In the film, Reich brings our collapsing middle-class standard of living and the expanding gap between rich and poor into stark focus.
He's refreshing, funny, and upbeat about a serious and discouraging topic. Asked for an example of a country he thinks does a better job of addressing inequality, he replies, "The United States, between 1950 and 1975."
He's not kidding. The three decades after World War II were, compared to today, a rousing era of middle class expansion and shared prosperity.
Starting in the mid-1970s, we changed course. Wage and wealth inequality began to grow then, and it's still ballooning now. A recent study by economists Emmanuel Saez and Thomas Piketty reveals that the top 10 percent of America's earners took home more than half of all income in 2012, the highest share recorded since the government began to collect this data in 1917.

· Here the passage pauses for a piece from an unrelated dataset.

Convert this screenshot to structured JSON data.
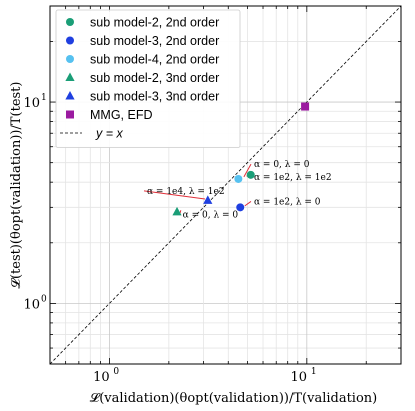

Inequality for All refrains from attacking the wealthy. Instead, Reich underscores how too much inequality is bad for everyone -- including the rich. Extreme inequality undermines social mobility, economic stability, democracy, and healthy capitalism.
Nick Hanauer, a multi-millionaire venture capitalist and early investor in Amazon.com, argues in the film that his economic self-interest would be enhanced with a return of middle-class prosperity.
"We don't need more trickle down tax cuts for the wealthy," Hanauer warns. "We need a 'middle-out' economic policy that strengthens and expands our middle class. That's what grows real wealth."
Today's wealth and income inequalities aren't the consequence of differences in individual effort. They're the result of a rigged game, as the rules of the economy -- such as tax, trade, and wage policies -- have been tilted in favor of large asset owners at the expense of wage earners.
As a result, the past three decades have been a great time to grow a substantial nest egg or trust fund and a lousy period to depend on wages to pay the bills. It's no surprise that so many U.S. wage-earners have taken on potentially unpayable debt to survive.
A September report from the U.S. Census Bureau reveals that median American household income today, adjusted for inflation, is no higher than it was for the equivalent household in the late 1980s. Meanwhile, stock prices and investment income for households in the top 5 percent have skyrocketed.
Documentary films don't usually flourish at the theater box office, especially when they're up against dramatic thrillers like Elysium. But if there is one documentary you watch this fall, see Inequality for All.